Is friend function getting inherited here?

Question

The method fun() in the Derived class is private. When we call the function ptr->fun() through run time polymorphism, it is executing. But this violates the encapsulation property of the Derived class.

#include<iostream>
using namespace std;

class Derived;

class Base {
private:
    virtual void fun() { cout << "Base Fun"; }
friend int main();
};

class Derived: public Base {
private:
    void fun() { cout << "Derived Fun"; }
};

int main()
{
Base *ptr = new Derived;
ptr->fun();
return 0;
}

Can anyone please explain what is happening?

Answer 1

First of all, your Derived::fun() is also virtual, because if a function in a derived class has the same declaration as a virtual function in the base class, the function in derived class automatically gets virtual, even if that was not explicitly specified.

Secondly, it is completely OK to access private virtual functions via public intermediate functions from the base class, see, for example, this answer and its links, particularly Virtuality by Herb Sutter. A sample code might be like

#include<iostream>
using namespace std;

class Derived;

class Base {
private:
    virtual void fun() { cout << "Base Fun"; }
public:
    void funInt() { fun(); }
};

class Derived: public Base {
private:
    virtual void fun() { cout << "Derived Fun"; }
};

int main()
{
Base *ptr = new Derived;
ptr->funInt();
return 0;
}

So, what happens in your case, I think, is a similar situation: the main is allowed to access ptr->fun(), but due to virtuality this fun() happens to be Derived::fun().

UPD: expanding on a comment

But doesn't this sound a little alarming.. I mean, all the functions that derive from the Base class, will have their private members accessible to the friend functions of the Base class

No, not all the functions of Derived will be accessible to the friends of Base, but only those that can be accessible via Base pointer.

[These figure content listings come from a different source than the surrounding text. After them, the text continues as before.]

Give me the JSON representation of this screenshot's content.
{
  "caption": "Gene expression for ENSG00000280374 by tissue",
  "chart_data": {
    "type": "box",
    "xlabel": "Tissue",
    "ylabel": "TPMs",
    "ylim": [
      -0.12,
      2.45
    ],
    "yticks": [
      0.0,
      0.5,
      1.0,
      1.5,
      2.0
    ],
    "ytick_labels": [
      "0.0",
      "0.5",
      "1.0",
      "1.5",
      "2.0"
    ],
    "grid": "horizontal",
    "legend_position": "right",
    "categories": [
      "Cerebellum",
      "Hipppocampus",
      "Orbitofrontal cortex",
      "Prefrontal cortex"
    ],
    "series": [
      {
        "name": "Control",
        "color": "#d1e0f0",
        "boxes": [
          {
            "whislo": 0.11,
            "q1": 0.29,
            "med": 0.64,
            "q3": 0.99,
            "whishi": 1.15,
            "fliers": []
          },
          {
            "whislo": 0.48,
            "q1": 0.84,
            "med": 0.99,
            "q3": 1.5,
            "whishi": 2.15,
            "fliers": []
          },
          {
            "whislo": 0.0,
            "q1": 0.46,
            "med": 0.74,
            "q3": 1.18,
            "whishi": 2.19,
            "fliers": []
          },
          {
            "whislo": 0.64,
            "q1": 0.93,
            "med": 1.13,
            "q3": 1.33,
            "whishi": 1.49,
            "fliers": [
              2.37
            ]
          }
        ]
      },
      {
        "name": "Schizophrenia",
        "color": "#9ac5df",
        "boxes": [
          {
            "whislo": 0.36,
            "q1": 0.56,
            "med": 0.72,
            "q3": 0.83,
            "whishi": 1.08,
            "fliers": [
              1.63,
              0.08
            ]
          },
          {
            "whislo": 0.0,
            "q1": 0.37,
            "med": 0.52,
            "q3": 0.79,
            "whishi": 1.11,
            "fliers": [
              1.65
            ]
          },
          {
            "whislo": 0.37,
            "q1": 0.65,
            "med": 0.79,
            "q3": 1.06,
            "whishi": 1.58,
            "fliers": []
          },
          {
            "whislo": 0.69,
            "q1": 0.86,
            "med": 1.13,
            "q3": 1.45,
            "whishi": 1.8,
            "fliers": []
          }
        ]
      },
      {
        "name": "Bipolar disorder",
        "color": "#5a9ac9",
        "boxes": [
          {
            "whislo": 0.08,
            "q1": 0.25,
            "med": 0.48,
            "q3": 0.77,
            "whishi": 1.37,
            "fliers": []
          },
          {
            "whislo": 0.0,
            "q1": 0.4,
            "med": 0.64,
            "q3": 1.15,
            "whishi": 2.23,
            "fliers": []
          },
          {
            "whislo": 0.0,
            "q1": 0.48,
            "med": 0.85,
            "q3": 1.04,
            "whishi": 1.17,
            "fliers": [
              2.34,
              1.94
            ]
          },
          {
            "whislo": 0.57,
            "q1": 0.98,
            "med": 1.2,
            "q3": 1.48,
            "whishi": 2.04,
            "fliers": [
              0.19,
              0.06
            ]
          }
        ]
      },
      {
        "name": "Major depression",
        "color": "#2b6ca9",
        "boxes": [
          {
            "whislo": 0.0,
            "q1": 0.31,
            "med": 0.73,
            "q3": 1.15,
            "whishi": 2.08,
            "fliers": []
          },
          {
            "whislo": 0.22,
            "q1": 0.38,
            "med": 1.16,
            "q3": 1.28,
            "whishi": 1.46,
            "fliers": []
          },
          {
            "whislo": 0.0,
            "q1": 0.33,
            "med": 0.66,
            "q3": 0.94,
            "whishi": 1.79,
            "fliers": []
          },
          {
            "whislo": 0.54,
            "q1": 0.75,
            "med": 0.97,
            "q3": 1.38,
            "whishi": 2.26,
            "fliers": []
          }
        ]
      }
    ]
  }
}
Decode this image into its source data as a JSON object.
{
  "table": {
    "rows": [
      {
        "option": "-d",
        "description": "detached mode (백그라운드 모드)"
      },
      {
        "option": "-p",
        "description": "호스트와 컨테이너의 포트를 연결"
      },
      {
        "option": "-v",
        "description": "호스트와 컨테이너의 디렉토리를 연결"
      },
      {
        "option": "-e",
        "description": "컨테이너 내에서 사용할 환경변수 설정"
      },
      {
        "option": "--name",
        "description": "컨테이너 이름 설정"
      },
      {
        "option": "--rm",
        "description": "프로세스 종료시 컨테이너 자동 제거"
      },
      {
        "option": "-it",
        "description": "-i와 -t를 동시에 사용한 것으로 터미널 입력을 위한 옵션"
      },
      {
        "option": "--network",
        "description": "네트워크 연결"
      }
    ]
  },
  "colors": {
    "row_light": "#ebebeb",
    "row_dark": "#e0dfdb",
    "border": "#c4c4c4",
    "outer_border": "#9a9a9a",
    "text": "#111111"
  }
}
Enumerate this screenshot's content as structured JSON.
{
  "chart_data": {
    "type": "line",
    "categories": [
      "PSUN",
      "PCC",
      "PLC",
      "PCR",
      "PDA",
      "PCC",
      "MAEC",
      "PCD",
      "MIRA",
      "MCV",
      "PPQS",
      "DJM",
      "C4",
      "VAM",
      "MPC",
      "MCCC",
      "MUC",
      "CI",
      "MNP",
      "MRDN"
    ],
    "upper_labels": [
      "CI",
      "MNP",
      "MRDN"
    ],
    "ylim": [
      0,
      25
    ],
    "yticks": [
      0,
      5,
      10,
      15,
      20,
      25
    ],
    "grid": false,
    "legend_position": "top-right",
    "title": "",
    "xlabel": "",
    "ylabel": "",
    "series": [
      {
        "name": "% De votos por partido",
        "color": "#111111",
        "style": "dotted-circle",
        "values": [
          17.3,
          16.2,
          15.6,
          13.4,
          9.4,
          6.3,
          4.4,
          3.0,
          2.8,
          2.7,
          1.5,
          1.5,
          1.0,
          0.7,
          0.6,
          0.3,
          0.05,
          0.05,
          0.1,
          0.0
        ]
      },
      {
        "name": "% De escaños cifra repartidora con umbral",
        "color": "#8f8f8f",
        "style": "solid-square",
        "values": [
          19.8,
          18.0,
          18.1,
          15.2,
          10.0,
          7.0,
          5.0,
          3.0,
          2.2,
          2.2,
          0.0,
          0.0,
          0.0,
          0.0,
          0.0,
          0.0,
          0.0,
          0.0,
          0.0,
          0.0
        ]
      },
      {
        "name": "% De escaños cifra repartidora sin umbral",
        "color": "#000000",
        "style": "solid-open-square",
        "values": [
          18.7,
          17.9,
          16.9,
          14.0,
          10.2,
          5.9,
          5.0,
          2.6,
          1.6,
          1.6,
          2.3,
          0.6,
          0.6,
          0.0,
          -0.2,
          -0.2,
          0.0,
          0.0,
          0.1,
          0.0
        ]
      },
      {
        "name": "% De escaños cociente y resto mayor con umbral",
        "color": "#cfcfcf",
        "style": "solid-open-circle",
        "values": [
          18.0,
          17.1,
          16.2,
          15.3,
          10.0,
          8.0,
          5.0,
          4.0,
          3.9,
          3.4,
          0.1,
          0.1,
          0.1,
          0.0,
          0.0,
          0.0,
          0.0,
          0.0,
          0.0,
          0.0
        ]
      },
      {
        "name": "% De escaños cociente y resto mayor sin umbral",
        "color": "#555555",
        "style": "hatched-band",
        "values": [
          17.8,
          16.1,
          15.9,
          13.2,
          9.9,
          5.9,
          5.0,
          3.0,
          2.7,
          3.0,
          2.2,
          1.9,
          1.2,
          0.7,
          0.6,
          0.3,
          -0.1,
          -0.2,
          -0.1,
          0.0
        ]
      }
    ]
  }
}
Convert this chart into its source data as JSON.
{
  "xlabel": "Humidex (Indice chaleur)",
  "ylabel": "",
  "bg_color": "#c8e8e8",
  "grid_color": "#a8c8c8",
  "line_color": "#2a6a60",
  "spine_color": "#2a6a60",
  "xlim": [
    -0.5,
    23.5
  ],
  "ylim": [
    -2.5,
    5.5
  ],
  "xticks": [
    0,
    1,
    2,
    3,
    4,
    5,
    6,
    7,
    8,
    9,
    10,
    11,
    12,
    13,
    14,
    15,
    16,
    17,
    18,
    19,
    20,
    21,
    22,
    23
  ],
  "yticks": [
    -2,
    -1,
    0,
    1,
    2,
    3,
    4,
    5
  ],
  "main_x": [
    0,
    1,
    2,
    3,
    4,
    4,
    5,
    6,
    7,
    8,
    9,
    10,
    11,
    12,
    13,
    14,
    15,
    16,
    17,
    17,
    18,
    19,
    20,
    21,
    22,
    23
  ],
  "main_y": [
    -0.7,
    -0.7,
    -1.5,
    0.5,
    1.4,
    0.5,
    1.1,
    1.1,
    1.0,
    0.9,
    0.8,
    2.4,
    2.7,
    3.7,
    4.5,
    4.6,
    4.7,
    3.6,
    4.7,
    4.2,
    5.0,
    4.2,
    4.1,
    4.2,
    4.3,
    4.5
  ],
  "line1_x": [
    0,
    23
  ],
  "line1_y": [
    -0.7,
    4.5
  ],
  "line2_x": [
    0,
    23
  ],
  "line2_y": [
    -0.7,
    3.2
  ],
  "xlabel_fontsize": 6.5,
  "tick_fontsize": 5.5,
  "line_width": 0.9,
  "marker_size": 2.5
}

For example:

class Base { 
    virtual void fun();
    friend int main(); 
}
class Derived: public Base {
    virtual void fun();
    virtual void foo();
    void bar();
}

only Derived::fun() can be accessed from main:

int main() {
    Derived *ptr = new Derived;
    Base* baseptr = ptr;
    baseptr->fun(); // ok, calls Derived::fun()
    baseptr->foo(); // error, no such function in Base
    ptr->foo(); // error, foo is private
    return 0;
}

Note that virtual function are intentionally extensible, and any override of virtual function in Derived means that that function can be called via Base pointer; this is the main purpose of virtual functions. If Derived makes its overriding function private, it still should be conscious that the function can be accessed via Base pointer, because that is the main idea behind the virtual functions.

Answer 2

Friend functions never take part in inheritance.

What is happening here?
When virtual method is defined in Base class, a virtual table is createdwhich contains address of fun method of Base class. And since, Derived class inherits it, the VTABLE also contains the address of Derived class fun method. Now, since main is the friend function of Base class, compiler allows access of its members to main method irrespective of their access specifier. Hence, main gets the address of Derived::fun and Derived class fun gets called at runtime.

Answer 3

This is happening because you have declared funas virtual. At runtime when the vtable is searched, it finds the entry for Derived::fun() and hence jumps to the address.

However the friend functions does not get inherited, you can check using this.

class Base {
private:
    virtual void fun() { cout << "Base Fun"; }
    friend int main();
    int z = 20;
};

class Derived : public Base {
private:
    void fun() { cout << "Derived Fun"; }
    int m = 10;
};

int main()
{
    Base *ptr = new Derived;
    ptr->z = 10; //Accepted
    ptr->m = 5; //error
    return 0;
}

Here private member of Derived m is not accessible to main.